Created for a first-year Digital Layout class, the HCFF or annual Hobart Chinese Film Festival incorporates an unravelling mandarin into its logo, symbolising the emergences of and exposure to Chinese art and culture in Australia.

The poster and flyer use the image of one of the lead actors, Jiang Wu, from the flagship film of the festival, A Touch Of Sin, and would have been reinforced by posters for the actual film.

Critically, looking back, I think the design is too crowded and the colours, while eye catching and complementary, are too bold. The poster also has little informational hierarchy in the text, aside from the orange bands highlighting dates and times.
I learned a lot from this early project.

Bachelor Chow - The Un-Glamour Mag

Reminiscent of a utilitarian cup of noodles, Bachelor Chow was another first year Digital Layout assignment.
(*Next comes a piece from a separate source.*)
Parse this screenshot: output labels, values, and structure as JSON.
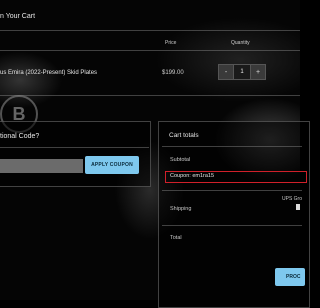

With recipes, terrible-film reviews, creative writing, and an articles on hobby economies, Bachelor Chow doesn't take itself too seriously and hopes its readers won't either.
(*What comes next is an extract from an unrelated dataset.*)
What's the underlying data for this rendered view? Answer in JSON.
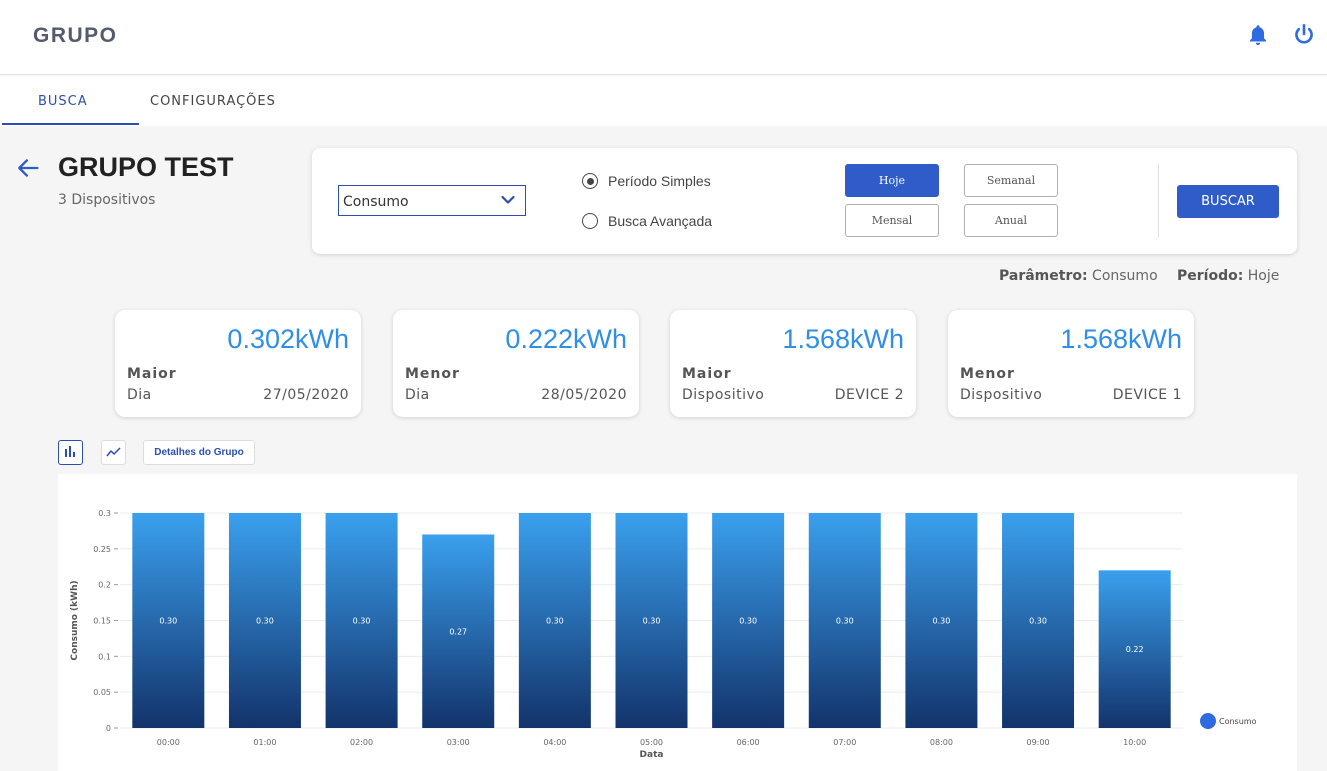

Despite the over-abundance of the Lobster font, drop shadow, and a few inconsistencies, I think Bachelor Chow more or less accomplishes what it set out to and taught me a lot about process, layout, and efficiency when working with larger projects.

Low-Poly Bear image by Laura Crow

Samurai Cop Film Review by Justin Proper

Eggs short story by Michael Blake

The Economies of Beer article by Neal Cameron

Chicken Parmy Pizza Burger recipe is unfortunately by me...

Love Where You Live - Lo-Fi poster series

An attempt to capture the sublime, dream-like, half-light of an overcast afternoon in Hobart through the use of hand-drawn typography and double-exposure photography.

Constructing a makeshift jacket-and-cardboard darkroom over a laptop screen on a carpark roof to get the first 'dark' typography-shot then struggling against my camera's 10 second double exposure memory limit to change settings and get the second 'light' image of the city, plus lots of stair climbing and conversations with security guards made this one of the most physically difficult projects I've worked on.

The washed out corners, surreal colours, and speckles of light-pollution in this series, due to the restrictions of the process, result in an uncanny feeling of forgetfulness and sleep that would be missing from a photo-shopped layer mask of the same content and I think is ultimately what saves the posters from screen-print T-shirt meaninglessness.